DGAs are highly efficient because only the malware's author know how the DGA algorithm works and they register domains in advance, knowing the malware will connect to it at a point in the future. When security researchers break DGA algorithms, usually this helps authorities take over the malware's infrastructure.
DGA.popad, too, uses a DGA to generate new domains at regular intervals. The purpose of these domains are as backup in case users who view the network's ads are using an ad blocker. Below is what Netlab researchers spotted in the ad network's behavior.
The DGA is extremely efficient in this case because by the time ad blockers detect the new domains from which ads are servers, the ad network DGA generates new domains to use. This means the ad network has a fresh supply of domains, not yet blacklisted on ad blocker lists.
According to Netlab researchers, some of the random domains generated by the ad network's DGA get so much traffic that one of them entered the Alexa Top 2,000.
Most of the ads served by this ad network are found on sites that offer free downloads or adult content. This is no surprise as Netlab previously discovered that almost half of all cryptojacking scripts (in-browser Monero miners) are deployed on porn sites.

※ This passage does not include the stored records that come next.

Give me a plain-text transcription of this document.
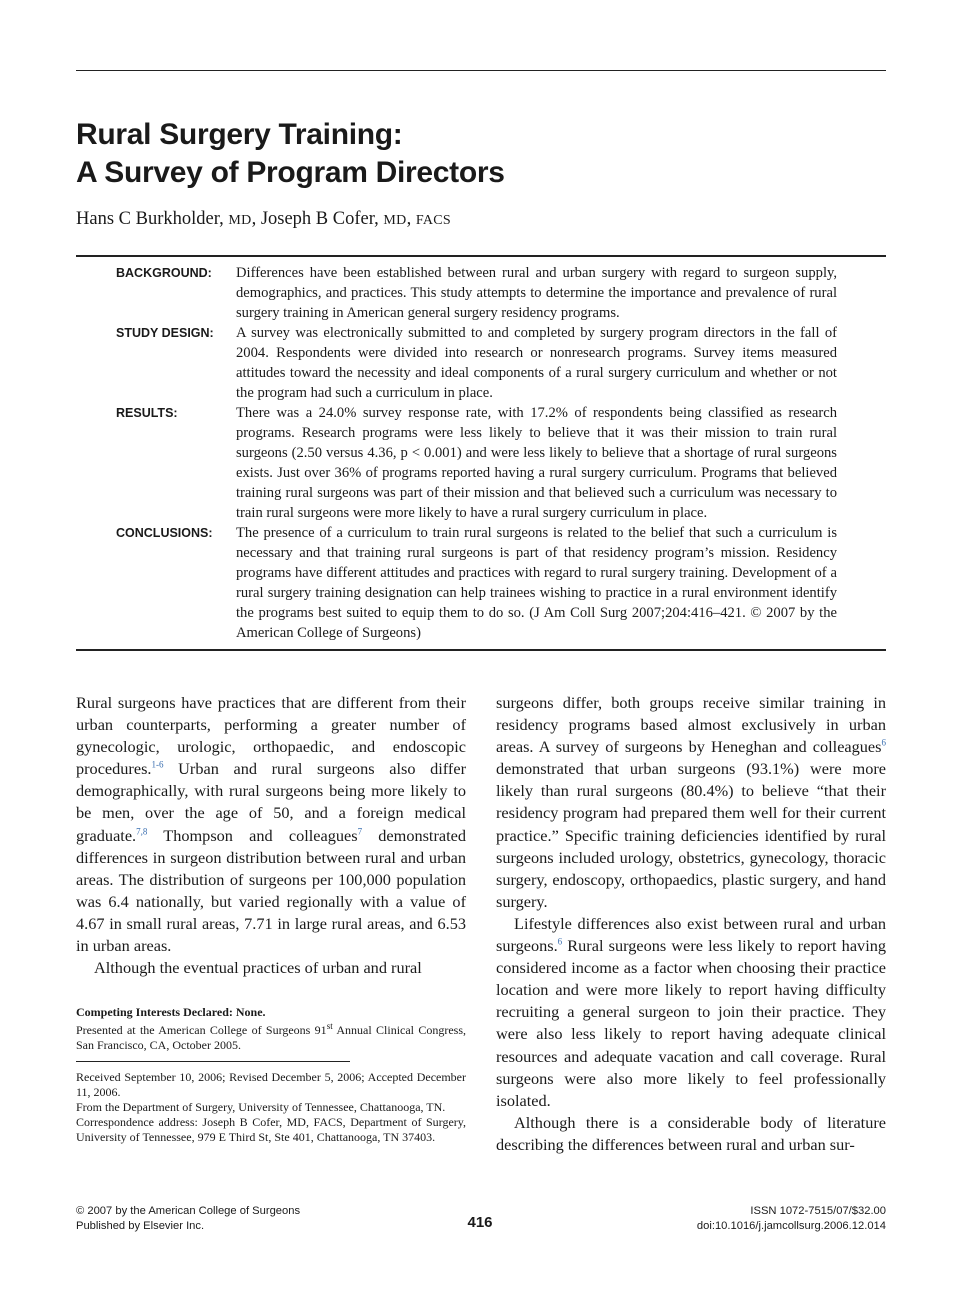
Rural Surgery Training:
A Survey of Program Directors
Hans C Burkholder, MD, Joseph B Cofer, MD, FACS
BACKGROUND:	Differences have been established between rural and urban surgery with regard to surgeon supply, demographics, and practices. This study attempts to determine the importance and prevalence of rural surgery training in American general surgery residency programs.
STUDY DESIGN:	A survey was electronically submitted to and completed by surgery program directors in the fall of 2004. Respondents were divided into research or nonresearch programs. Survey items measured attitudes toward the necessity and ideal components of a rural surgery curriculum and whether or not the program had such a curriculum in place.
RESULTS:	There was a 24.0% survey response rate, with 17.2% of respondents being classified as research programs. Research programs were less likely to believe that it was their mission to train rural surgeons (2.50 versus 4.36, p < 0.001) and were less likely to believe that a shortage of rural surgeons exists. Just over 36% of programs reported having a rural surgery curriculum. Programs that believed training rural surgeons was part of their mission and that believed such a curriculum was necessary to train rural surgeons were more likely to have a rural surgery curriculum in place.
CONCLUSIONS:	The presence of a curriculum to train rural surgeons is related to the belief that such a curriculum is necessary and that training rural surgeons is part of that residency program’s mission. Residency programs have different attitudes and practices with regard to rural surgery training. Development of a rural surgery training designation can help trainees wishing to practice in a rural environment identify the programs best suited to equip them to do so. (J Am Coll Surg 2007;204:416–421. © 2007 by the American College of Surgeons)

Rural surgeons have practices that are different from their urban counterparts, performing a greater number of gynecologic, urologic, orthopaedic, and endoscopic procedures.$^{1-6}$ Urban and rural surgeons also differ demographically, with rural surgeons being more likely to be men, over the age of 50, and a foreign medical graduate.$^{7,8}$ Thompson and colleagues$^7$ demonstrated differences in surgeon distribution between rural and urban areas. The distribution of surgeons per 100,000 population was 6.4 nationally, but varied regionally with a value of 4.67 in small rural areas, 7.71 in large rural areas, and 6.53 in urban areas.

Although the eventual practices of urban and rural

Competing Interests Declared: None.

Presented at the American College of Surgeons 91st Annual Clinical Congress, San Francisco, CA, October 2005.

Received September 10, 2006; Revised December 5, 2006; Accepted December 11, 2006.

From the Department of Surgery, University of Tennessee, Chattanooga, TN.

Correspondence address: Joseph B Cofer, MD, FACS, Department of Surgery, University of Tennessee, 979 E Third St, Ste 401, Chattanooga, TN 37403.

surgeons differ, both groups receive similar training in residency programs based almost exclusively in urban areas. A survey of surgeons by Heneghan and colleagues$^6$ demonstrated that urban surgeons (93.1%) were more likely than rural surgeons (80.4%) to believe “that their residency program had prepared them well for their current practice.” Specific training deficiencies identified by rural surgeons included urology, obstetrics, gynecology, thoracic surgery, endoscopy, orthopaedics, plastic surgery, and hand surgery.

Lifestyle differences also exist between rural and urban surgeons.$^6$ Rural surgeons were less likely to report having considered income as a factor when choosing their practice location and were more likely to report having difficulty recruiting a general surgeon to join their practice. They were also less likely to report having adequate clinical resources and adequate vacation and call coverage. Rural surgeons were also more likely to feel professionally isolated.

Although there is a considerable body of literature describing the differences between rural and urban sur-

© 2007 by the American College of Surgeons
Published by Elsevier Inc.	416
ISSN 1072-7515/07/$32.00
doi:10.1016/j.jamcollsurg.2006.12.014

DGA.popad deploying anti-ad-blocker technologies is no surprise either. Recent research shows that website owners have had enough of users with ad blockers and the financial losses they case. According to recent research, almost 9% of the Alexa Top 5,000 sites deploy anti-adblock scripts that prevent the users' access to content unless they disable their ad blockers.
DGA.popad may be the first ad network to use a DGA to bypass ad blockers, but it's not the first criminal operation that found a way around ad blockers. A malvertising operation known as RoughTed has been known to bypass ad blockers via various techniques since early 2017.